In other words, there is a moment in which some part of us recognises what is right. But if we don’t act immediately on it – perhaps because it’s hard or inconvenient – this knowledge is transformed in our minds such that it becomes, over time, less right.

We give air space to the part of us that doesn’t want to do the right thing and that part persuades us to desire what is convenient. We end up convincing ourselves that what we now desire is what is right, rather than willing ourselves to desire what we knew to be right. We allow truth to be corrupted into convenience.

Humans really do complicate things. Photo credit: Susan Yin.

Listening to our gut

Obviously Kierkegaard’s comments relate to moral and ethical thinking, not smoothie selection. (And perhaps I have just complicated things by trying to bring the two ideas together.)

However I do feel there is something in all of this that is valid for both the serious and the trivial: that truth is often closer to us than we realise, even when it feels far away.

I felt like the three smoothie options were equally attractive, but something in me already knew one was preferable to the others.

That knowledge was simply obscured.

I feel like the question of whether to help a homeless person on the street is complicated, but perhaps it isn’t at all. Something in me knows they need help and I can provide it, but that’s uncomfortable and so I reason that they’ll just spend the money on drugs, or that I’m late to a meeting so I can’t stop today. Given time, this reasoning becomes so compelling to me that the whole situation begins to feel complicated.

My knowledge of another human’s need and my ability to meet it in some way is obscured by Reason.

I am in no way advocating for us to act on impulse. While I do not deny the value of reason or reflection (in fact, this entire blog is a case in point), it’s often the case that overthinking things can leave us with less clarity.
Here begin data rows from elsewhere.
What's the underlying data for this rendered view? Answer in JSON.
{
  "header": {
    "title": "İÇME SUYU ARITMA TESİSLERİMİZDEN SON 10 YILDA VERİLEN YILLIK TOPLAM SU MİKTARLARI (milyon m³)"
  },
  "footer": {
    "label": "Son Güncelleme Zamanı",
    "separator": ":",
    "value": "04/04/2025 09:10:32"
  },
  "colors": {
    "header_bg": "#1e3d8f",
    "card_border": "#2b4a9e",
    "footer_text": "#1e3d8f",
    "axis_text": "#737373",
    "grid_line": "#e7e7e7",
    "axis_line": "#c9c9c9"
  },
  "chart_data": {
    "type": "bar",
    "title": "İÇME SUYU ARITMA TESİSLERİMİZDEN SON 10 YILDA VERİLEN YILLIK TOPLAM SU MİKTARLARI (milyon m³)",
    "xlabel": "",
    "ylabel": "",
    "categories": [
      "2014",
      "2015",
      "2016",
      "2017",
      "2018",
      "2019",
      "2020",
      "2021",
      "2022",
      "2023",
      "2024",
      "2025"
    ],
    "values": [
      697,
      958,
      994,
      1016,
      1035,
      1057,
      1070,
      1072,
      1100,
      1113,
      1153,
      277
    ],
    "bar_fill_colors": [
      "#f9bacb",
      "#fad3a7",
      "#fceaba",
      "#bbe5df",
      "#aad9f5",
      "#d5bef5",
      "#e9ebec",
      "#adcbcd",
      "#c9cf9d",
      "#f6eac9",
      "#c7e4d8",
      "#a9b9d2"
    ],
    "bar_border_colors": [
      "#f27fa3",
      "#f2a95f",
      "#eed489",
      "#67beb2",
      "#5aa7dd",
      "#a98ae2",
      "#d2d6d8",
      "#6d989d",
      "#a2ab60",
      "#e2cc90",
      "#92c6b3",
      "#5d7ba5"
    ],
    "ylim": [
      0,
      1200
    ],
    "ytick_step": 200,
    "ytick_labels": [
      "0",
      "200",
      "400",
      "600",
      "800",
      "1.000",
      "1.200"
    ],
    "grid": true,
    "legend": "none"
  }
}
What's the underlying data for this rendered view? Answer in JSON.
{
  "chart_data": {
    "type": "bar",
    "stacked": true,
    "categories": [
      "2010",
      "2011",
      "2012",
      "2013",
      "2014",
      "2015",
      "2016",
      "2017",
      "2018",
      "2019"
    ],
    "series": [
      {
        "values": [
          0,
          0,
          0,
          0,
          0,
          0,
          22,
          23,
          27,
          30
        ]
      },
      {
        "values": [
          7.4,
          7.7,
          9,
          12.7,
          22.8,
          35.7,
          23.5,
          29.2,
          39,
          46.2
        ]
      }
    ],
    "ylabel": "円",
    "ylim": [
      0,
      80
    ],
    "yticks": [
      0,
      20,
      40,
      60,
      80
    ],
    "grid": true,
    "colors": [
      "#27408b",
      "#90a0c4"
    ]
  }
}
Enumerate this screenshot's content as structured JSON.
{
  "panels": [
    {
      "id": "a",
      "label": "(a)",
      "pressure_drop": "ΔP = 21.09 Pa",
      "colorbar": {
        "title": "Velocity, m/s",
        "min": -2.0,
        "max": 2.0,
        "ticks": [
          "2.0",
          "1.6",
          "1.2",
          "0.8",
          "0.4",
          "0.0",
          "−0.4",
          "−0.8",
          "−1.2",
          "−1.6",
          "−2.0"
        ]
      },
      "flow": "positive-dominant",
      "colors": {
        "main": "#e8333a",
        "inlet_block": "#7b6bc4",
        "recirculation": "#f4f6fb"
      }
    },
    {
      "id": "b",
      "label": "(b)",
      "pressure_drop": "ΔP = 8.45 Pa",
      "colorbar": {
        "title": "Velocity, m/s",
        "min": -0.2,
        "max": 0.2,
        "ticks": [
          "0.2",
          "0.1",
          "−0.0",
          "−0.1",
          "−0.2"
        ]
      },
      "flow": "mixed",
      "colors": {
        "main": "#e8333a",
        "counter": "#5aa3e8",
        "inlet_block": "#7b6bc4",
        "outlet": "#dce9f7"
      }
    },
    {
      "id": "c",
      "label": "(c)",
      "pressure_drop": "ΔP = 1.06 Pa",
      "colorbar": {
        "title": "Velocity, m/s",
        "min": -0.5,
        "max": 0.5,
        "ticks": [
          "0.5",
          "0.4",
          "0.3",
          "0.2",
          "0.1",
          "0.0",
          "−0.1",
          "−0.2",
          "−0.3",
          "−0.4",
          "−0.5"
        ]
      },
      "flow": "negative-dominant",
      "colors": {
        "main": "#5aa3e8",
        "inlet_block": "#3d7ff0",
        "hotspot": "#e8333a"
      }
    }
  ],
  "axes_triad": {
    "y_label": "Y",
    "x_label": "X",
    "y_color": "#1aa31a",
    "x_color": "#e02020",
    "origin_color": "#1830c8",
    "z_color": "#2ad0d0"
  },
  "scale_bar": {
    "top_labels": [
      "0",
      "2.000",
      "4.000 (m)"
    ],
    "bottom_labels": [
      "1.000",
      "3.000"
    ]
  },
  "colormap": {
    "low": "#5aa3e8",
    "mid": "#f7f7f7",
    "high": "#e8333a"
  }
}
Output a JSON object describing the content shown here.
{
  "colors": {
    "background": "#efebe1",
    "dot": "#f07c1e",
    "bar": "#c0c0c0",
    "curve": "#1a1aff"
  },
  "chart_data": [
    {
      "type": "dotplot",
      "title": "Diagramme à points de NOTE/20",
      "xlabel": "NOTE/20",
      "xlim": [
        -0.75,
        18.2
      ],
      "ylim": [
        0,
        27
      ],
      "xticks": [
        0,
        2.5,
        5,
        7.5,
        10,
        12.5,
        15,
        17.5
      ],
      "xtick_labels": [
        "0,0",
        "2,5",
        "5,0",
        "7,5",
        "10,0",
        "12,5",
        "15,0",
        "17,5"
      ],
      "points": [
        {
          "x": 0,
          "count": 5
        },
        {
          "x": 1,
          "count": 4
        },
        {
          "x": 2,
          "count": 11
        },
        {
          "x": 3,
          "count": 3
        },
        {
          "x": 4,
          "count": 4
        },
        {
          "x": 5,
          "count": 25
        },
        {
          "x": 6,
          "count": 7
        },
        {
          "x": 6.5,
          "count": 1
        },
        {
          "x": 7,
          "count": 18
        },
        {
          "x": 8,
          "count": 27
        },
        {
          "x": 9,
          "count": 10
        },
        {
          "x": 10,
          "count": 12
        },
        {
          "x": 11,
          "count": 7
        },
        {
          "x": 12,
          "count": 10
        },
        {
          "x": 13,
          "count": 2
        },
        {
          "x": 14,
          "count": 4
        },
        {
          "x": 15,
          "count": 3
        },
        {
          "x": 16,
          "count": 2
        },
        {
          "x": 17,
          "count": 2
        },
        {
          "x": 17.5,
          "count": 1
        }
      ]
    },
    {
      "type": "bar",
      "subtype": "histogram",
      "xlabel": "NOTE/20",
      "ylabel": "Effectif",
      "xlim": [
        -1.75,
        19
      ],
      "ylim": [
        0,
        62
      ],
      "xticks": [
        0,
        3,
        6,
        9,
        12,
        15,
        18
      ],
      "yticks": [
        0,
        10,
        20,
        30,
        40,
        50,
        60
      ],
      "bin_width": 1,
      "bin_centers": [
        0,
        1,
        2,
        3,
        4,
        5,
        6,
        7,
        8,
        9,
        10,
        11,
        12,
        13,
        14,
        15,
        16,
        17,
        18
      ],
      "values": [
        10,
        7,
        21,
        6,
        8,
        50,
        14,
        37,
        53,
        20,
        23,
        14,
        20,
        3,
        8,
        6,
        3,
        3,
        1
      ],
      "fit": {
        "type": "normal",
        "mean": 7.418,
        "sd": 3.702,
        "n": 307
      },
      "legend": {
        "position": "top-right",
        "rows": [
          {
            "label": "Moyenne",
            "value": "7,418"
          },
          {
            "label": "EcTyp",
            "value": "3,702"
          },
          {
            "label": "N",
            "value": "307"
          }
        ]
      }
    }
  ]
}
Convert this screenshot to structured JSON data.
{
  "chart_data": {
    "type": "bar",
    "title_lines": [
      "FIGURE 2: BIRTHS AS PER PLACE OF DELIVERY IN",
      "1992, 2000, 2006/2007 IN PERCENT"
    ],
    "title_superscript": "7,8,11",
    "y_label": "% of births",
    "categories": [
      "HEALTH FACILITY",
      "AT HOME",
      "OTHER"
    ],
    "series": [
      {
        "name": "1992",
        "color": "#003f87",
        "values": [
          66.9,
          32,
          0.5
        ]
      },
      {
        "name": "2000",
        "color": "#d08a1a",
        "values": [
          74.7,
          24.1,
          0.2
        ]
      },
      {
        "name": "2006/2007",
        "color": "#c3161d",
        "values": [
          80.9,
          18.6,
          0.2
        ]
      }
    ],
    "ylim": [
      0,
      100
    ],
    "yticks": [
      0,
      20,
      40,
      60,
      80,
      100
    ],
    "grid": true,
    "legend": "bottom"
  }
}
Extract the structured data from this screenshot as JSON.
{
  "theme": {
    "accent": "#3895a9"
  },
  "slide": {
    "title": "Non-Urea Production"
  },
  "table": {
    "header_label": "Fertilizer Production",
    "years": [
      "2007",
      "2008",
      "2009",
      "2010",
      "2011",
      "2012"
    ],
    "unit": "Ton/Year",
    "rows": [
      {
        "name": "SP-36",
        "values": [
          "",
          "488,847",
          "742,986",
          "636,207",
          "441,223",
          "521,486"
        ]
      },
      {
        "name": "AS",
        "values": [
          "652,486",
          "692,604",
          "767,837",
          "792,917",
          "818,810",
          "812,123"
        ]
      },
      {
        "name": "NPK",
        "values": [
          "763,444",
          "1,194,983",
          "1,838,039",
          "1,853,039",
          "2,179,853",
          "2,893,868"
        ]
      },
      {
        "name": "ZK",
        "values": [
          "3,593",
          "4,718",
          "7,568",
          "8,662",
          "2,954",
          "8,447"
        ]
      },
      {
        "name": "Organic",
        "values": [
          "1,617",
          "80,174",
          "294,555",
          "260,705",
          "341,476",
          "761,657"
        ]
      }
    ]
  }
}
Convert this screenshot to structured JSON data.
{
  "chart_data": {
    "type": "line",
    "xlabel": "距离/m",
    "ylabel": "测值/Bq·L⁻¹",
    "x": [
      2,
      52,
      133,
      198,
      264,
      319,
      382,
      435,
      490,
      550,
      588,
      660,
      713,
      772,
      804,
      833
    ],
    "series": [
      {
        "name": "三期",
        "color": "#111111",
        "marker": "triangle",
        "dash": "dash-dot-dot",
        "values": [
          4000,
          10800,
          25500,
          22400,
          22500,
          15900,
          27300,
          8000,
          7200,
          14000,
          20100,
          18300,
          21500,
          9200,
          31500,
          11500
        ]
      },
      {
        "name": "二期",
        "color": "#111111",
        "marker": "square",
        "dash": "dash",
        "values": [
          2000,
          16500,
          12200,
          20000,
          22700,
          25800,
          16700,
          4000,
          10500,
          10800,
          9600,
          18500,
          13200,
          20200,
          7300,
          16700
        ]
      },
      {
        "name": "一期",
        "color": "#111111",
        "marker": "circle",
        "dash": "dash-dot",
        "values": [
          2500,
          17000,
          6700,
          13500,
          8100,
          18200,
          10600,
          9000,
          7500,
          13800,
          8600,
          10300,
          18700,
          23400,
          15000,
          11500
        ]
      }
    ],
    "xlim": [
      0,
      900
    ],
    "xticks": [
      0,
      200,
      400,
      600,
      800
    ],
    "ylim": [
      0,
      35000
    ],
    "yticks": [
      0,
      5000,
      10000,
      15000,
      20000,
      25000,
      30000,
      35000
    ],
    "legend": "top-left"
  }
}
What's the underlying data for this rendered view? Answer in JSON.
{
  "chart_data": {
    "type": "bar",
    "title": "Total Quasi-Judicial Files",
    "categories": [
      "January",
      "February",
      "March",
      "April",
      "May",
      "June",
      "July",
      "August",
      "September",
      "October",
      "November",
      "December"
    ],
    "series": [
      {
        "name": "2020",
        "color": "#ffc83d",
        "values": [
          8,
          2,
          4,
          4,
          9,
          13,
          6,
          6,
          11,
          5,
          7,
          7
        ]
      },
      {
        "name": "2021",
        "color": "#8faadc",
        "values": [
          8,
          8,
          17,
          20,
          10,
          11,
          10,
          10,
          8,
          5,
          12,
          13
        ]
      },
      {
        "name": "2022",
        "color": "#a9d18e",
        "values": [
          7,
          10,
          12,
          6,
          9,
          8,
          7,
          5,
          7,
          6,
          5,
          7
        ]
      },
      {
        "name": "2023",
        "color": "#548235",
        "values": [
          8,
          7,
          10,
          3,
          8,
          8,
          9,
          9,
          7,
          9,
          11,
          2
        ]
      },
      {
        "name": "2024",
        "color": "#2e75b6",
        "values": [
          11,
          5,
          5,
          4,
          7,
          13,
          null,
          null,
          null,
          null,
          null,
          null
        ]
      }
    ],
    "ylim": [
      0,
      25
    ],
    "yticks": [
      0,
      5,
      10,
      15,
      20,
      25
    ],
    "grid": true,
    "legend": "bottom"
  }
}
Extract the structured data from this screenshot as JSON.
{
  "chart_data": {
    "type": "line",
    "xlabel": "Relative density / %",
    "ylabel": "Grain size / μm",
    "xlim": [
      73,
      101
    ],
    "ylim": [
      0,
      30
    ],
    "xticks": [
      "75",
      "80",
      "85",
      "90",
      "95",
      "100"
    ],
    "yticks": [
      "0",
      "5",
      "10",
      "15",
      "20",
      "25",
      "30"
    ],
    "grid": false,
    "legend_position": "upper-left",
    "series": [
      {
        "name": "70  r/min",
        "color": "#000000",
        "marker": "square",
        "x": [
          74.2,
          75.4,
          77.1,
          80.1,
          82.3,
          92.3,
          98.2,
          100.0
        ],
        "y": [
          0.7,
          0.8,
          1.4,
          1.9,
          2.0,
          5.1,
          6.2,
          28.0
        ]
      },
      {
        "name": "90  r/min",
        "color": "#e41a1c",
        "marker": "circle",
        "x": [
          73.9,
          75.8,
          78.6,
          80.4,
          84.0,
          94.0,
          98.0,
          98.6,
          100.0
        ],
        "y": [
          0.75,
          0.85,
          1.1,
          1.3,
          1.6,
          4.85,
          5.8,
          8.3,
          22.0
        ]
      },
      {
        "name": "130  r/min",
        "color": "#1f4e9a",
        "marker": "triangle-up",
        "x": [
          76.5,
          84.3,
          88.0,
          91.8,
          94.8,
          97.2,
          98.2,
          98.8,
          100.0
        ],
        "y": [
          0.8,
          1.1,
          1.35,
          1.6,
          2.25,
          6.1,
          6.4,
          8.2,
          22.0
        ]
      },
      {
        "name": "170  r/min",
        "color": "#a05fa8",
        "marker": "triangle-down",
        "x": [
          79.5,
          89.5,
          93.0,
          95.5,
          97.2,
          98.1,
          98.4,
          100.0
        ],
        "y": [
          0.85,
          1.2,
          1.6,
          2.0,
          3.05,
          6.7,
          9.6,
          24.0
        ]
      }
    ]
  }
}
We can lose sight of what is true.

Photo credit: Gabrielle Henderson.

I wish we could close our eyes, take three deep breaths and proceed to choose love over apathy, generosity over greed, others over ourselves. Life doesn’t work that way. Humans don’t work that way.

But I do think deep down we possess not only a surer knowledge of what we want, but also a sense of what is right and true. We should “tap into” that a little more often, instead of using Reason to procrastinate when what is right and true happens to be hard.

*

It’s not on a high mountain—you don’t have to get mountaineers to climb the peak and bring it down to your level and explain it before you can live it. And it’s not across the ocean—you don’t have to send sailors out to get it, bring it back, and then explain it before you can live it. No. The word is right here and now—as near as the tongue in your mouth, as near as the heart in your chest. Just do it!

Deuteronomy 30:11-14 (The Message)

Header image: Ava Sol.

* The Enneagram is a circle – it has no corners, geddit?